Ela apontou para uma parte lateral do vale e lá surgiu uma figura colorida, como um fantasma de luz. Assim que sua criação brilhante foi notada pelos historiadores que observavam a construção, a aparição se moveu rapidamente, distanciando-se dali. Inerente ao ser humano, a curiosidade daqueles os fez se retirar correndo atrás da miragem de Aurora.
— Vamos. — A mulher luminosa tomou a frente, dirigindo-se à entrada da tumba.
Originalmente, ela queria espantar os humanos, mas talvez eles buscassem refugio dentro da construção milenar, então achou melhor chamar atenção de todos eles para longe dali. Com isso, não tiveram muito trabalho em invadir.
— Mandou bem demais! — Alcançando-a junto com Yara, Safira elogiou a espectro, a qual não escondeu seu sorriso de gabação.
Desceram uma escadaria relativamente pequena e encontraram um corredor já no interior da montanha.
— É um pouco assustador. — A adolescente expressou, olhando cada detalhe da escavação, enquanto adentravam mais na tumba.
— Você vai se acostumar — disse a capitã, indiferentemente. Tudo era iluminado por lâmpadas incandescentes penduradas no teto.
— Mas se tem uma coisa que eu não quero é me acostumar com um lugar onde gente foi mumificada. — Seu corpo tremeu, sentindo um frio subir pela espinha.
Depois que chegaram numa câmara cheia de objetos antigos e de pesquisas, Aurora virou a direita e continuou caminhando à frente.
— Olha isso, não tem nenhuma decoraçãozinha — Safira continuou reclamando do lugar —, pensei que teria aquelas pinturas nas paredes e tudo mais.
— Não devia ser uma tumba, era para uso particular — a espectro começou explicar —, por algum motivo foi terminada às pressas, não tiveram tempo para pintar paredes. — Atravessaram outra passagem e finalmente chegaram à última sala, a câmara do sarcófago. — A não ser, é claro, por essas aqui.
Era um recinto pequeno, as paredes repletas de desenhos e hieróglifos espalhados. Homens vestidos estranhamente, os quais eram venerados em sua época, deuses egípcios ilustravam a crença do lugar.

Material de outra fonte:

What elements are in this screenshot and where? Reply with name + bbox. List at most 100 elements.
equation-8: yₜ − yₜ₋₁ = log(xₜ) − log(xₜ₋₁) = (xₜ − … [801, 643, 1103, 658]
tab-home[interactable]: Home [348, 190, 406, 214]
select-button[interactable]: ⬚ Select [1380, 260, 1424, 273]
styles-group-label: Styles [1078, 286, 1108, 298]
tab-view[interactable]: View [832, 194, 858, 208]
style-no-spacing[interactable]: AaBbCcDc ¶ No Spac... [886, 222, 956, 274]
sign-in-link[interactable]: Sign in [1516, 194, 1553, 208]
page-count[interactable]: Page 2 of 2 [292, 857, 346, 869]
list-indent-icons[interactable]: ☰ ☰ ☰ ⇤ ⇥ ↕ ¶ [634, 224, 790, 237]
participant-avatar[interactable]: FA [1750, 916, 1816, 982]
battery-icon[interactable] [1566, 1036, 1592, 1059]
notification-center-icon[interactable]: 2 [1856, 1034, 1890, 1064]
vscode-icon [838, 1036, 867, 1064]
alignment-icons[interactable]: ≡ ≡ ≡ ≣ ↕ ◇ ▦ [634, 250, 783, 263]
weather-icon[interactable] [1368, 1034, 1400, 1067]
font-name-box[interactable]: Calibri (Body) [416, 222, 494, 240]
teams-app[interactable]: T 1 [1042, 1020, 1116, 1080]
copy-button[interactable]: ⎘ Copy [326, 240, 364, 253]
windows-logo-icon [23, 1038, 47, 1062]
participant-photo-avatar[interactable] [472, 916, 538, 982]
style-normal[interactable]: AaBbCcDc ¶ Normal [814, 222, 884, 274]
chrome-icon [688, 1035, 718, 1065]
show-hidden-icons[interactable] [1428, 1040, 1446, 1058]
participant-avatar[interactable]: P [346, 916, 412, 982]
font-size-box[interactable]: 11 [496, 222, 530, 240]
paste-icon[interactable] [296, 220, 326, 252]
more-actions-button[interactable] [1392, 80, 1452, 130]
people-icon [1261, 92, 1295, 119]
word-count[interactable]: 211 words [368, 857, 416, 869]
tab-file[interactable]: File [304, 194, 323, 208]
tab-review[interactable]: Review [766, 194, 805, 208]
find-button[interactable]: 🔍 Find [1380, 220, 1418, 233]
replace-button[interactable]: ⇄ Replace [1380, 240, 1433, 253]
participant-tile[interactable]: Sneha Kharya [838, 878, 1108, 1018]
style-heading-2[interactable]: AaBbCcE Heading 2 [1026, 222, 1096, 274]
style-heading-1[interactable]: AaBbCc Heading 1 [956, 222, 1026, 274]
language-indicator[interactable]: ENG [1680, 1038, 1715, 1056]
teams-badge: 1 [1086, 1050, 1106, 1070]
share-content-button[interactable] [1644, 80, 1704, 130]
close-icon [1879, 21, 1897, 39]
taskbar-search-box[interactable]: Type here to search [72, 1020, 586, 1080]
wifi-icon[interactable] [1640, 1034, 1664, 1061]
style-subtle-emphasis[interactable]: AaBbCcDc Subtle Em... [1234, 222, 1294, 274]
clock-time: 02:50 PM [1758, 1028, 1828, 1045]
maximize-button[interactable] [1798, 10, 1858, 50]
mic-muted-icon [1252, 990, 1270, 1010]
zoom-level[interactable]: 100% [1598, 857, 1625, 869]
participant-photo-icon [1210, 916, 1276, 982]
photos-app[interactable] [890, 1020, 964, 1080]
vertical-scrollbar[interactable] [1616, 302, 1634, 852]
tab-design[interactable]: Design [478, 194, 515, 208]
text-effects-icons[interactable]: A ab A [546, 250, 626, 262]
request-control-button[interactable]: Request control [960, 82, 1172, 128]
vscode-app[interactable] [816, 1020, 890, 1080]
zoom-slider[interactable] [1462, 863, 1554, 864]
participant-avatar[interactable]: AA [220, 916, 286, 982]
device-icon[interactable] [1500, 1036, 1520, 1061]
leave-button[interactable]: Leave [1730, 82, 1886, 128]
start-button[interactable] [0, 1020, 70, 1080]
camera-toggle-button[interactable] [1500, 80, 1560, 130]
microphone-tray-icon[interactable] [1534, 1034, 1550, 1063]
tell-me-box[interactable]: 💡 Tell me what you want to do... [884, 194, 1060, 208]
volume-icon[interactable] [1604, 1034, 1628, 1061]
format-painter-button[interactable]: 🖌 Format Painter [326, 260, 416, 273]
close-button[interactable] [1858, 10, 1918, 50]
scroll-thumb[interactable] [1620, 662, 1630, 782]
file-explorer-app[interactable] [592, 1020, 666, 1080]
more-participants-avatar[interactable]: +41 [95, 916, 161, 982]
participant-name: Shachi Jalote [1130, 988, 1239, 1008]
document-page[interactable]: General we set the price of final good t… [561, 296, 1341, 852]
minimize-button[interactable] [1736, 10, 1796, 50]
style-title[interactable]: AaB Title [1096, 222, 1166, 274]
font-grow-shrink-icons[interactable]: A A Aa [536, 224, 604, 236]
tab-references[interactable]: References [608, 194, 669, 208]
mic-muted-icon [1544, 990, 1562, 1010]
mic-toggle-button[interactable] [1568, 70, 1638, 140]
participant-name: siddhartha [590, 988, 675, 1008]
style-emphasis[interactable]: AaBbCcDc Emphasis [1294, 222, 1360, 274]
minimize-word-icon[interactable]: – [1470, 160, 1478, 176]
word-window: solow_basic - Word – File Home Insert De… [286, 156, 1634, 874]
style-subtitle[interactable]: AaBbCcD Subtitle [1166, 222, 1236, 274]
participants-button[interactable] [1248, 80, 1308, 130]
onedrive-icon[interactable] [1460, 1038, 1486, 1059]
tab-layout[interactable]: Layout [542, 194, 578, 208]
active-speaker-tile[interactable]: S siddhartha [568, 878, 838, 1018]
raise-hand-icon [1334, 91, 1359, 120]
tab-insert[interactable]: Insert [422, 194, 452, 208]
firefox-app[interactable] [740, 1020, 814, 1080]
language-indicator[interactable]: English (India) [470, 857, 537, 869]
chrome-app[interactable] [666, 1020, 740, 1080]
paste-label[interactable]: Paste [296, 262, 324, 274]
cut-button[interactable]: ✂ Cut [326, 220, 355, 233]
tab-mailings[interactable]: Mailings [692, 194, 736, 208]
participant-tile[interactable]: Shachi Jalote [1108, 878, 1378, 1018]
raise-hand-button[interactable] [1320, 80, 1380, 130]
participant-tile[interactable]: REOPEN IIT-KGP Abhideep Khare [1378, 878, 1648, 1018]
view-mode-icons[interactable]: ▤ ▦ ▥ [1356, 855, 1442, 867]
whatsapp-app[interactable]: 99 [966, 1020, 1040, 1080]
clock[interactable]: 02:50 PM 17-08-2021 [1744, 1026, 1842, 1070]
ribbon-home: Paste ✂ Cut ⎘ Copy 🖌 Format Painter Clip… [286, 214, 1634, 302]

Animais como escaravelhos, pássaros e lobos além de símbolos esquisitos, todos faziam parte das pinturas nas pedras.
— Agora sim parece uma tumba egípcia! — exclamou a senhorita, fitando cada mínimo desenho das rochas.
— Olha esse aqui. — Yara também analisava alguns e a moça foi até ela.
— Eles tinham umas crenças meio loucas, né? — opinou a jovem, mas as outras duas não se pronunciaram. — Por mais que seja tudo possível realmente, ainda é um pouco duvidoso: mulheres com asas, homens com cabeça de águia e leão, essa magia toda com múmias — terminou rindo e as guardiãs se entreolharam.
Aurora se encontrava próxima da tumba, uma caixa de pedra que estava no centro da pequena câmara, lacrada com um vidro que aparentava ser bastante resistente e contendo o sarcófago inteiramente de ouro.
— Cuidado com as coisas que você diz, Safira. — Yara advertiu séria.
— Tão dizendo que vocês acreditam nos deuses egípcios? — inquiriu ceticamente.
— Em deuses egípcios não... Astadeik, surat amun alhaya! — Tomando a atenção das outras duas, a espectro proferiu com um sotaque diferente, estirando suas palmas para o ataúde. Repentinamente, um portal escuro começou se formar dentro da tumba, sobre o sarcófago. Olhou para a garota com expressão convencida e misteriosa. — Ficou impactante, não foi?